An associate professor in the Department of Art and Music Histories (AMH), Babiracki has known Nayak since 1981, when he was a low-paid state worker in what is now the East Indian state of Jharkhand. Since then, both have climbed the ranks of their respective professions, while mining the region’s millennia-old folk performance traditions.

That Nayak accepted the award on the eve of India’s 68th Republic Day in January gave citizens—and Babiracki—one more reason to celebrate. The award underscored, among other things, the role of traditional arts and culture in India’s march toward economic prosperity.

“Regional music lives on in India because it embodies a wide range of values pertaining to community, locality, rituals and gender,” says Babiracki, an A&S faculty member since 1999. “Regional performance is a bellwether of social and cultural identity-formation and of processes of change.”  

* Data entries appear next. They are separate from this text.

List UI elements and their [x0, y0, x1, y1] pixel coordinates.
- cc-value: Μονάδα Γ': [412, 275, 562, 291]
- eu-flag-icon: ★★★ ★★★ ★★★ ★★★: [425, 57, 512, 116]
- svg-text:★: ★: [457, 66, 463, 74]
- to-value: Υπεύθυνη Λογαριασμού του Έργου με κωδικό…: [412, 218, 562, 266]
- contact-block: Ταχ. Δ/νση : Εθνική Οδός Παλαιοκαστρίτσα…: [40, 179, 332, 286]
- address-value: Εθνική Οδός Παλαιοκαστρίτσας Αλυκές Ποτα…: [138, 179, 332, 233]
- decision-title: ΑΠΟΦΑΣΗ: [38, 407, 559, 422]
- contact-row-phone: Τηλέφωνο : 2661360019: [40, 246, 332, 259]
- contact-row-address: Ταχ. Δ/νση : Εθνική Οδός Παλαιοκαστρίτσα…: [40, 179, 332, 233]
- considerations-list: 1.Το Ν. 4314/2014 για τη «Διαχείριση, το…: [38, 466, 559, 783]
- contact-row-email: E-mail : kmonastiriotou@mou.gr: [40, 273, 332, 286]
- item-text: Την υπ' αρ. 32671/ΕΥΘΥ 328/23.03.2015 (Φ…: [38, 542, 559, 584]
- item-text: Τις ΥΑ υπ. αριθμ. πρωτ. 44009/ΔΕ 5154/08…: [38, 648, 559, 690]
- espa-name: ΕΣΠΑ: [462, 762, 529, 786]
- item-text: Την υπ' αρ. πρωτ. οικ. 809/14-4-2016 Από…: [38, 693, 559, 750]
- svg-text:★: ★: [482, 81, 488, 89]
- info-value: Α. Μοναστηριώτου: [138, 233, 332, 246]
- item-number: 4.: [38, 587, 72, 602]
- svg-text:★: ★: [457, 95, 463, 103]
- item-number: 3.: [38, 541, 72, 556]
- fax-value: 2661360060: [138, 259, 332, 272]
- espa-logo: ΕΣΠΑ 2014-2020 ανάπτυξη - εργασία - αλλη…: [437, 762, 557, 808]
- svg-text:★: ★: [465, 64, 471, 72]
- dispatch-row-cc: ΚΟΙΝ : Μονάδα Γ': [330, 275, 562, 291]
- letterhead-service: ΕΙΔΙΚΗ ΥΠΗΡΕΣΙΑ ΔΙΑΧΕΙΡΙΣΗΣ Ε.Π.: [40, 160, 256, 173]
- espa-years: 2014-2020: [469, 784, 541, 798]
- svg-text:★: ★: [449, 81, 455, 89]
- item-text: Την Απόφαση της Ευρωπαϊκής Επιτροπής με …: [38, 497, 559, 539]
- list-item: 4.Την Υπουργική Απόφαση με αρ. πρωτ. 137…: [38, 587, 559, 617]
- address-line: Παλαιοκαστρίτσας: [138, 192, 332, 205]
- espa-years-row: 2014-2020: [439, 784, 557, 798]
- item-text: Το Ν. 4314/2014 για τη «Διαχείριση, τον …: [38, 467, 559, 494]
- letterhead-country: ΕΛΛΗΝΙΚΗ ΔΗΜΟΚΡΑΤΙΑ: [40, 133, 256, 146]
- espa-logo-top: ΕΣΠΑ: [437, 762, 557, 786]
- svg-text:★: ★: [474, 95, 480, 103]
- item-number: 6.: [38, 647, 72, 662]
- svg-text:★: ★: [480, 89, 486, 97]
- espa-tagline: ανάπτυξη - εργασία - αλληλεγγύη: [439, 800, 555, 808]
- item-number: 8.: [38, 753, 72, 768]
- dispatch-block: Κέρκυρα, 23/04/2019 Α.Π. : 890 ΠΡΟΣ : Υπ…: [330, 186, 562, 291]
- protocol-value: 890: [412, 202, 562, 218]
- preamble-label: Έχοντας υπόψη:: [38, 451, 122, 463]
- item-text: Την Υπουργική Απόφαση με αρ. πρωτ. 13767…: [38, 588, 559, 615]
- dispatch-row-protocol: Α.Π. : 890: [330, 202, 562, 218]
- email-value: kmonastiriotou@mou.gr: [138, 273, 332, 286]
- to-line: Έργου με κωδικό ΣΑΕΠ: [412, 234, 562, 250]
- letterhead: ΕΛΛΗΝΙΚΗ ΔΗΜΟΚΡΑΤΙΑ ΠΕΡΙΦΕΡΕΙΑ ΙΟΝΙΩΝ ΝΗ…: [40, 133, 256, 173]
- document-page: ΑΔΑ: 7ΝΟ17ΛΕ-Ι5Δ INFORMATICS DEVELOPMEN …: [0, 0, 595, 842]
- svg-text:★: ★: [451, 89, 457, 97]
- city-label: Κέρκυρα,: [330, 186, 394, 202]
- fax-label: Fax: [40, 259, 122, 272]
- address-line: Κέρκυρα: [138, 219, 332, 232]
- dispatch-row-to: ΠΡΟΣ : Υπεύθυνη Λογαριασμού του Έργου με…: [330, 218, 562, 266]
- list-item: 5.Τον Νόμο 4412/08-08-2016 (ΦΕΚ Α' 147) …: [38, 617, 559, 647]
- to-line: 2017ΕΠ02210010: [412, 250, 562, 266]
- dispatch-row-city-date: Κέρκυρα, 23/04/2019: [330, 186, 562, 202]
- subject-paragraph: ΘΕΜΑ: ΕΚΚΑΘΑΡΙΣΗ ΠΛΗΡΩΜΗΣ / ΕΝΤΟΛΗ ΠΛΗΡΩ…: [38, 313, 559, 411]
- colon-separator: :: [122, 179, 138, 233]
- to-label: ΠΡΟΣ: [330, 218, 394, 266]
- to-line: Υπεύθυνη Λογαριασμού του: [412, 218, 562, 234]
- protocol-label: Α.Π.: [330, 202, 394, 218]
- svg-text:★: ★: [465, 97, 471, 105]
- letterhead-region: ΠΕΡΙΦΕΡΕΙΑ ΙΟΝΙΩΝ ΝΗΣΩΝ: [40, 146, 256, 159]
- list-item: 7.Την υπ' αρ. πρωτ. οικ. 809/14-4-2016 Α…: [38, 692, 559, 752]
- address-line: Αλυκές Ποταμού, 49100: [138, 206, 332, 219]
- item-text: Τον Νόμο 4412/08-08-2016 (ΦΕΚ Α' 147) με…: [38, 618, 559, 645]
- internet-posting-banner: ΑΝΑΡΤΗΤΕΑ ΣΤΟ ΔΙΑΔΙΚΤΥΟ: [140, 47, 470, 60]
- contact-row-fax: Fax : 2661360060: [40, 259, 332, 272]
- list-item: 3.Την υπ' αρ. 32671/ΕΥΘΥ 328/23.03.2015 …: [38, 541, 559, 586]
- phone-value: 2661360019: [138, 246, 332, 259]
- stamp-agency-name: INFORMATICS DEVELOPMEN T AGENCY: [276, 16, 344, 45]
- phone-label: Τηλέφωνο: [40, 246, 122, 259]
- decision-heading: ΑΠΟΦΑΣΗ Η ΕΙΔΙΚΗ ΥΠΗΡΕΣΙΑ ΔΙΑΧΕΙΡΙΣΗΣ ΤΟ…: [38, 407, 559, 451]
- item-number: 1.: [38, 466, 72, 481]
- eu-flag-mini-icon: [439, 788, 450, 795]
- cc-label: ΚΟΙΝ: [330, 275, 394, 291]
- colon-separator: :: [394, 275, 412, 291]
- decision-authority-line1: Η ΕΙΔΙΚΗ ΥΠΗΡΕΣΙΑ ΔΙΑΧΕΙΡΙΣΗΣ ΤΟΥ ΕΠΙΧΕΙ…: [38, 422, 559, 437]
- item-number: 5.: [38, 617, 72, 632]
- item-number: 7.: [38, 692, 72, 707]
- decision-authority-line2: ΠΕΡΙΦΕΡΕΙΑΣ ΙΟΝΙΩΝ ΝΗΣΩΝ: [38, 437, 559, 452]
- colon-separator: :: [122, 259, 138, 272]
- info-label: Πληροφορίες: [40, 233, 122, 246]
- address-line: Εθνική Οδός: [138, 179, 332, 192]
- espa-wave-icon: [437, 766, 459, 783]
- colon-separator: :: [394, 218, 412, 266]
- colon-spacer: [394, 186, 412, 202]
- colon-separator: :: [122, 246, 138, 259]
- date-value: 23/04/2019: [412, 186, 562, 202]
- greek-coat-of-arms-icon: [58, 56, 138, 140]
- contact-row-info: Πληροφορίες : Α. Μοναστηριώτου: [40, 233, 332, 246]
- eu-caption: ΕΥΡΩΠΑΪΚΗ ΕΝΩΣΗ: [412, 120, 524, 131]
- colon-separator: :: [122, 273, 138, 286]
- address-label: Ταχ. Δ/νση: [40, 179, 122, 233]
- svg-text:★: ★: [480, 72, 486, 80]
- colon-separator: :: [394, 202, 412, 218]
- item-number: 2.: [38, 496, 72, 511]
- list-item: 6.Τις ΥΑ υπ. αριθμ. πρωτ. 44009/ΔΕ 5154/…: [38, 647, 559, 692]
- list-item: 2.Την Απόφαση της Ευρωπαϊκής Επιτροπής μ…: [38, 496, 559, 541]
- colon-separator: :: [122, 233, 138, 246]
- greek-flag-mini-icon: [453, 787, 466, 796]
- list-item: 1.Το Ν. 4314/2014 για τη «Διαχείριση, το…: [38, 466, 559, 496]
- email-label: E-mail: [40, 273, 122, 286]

Arguably, no one is synonymous with Jharkhandi arts and culture more than Nayak, a 67-year-old singer, songwriter, drummer, dancer and political activist. He and Babiracki, a scholar-teacher of South Asian music and dance, have spent nearly four decades documenting the endangered or marginal performance traditions of East-Central India. Their current project concerns the traditional village musician caste of the Ghasi. 

Consigned to the lowest rung of the local caste hierarchy, Ghasis are usually poor and illiterate. Nayak is the exception to the latter. A polyglot fluent in English, he is one of only a few to have graduated from the village akhra (an outdoor, circular dancing ground) to the urban stage, while preserving his rural musical sensibilities.

“Mukund and I are capturing what’s left of these village traditions—their unwritten histories, their indigenous identities, their contributions to a pan-ethnic, regional musical lingua franca—for an upcoming book,” says Babiracki, the author of several other publications, as well as dozens of scholarly articles and chapters. “He learned his art as a child in the course of collective singing and dancing. One can hear these roots in his dense, edgy vocal style.”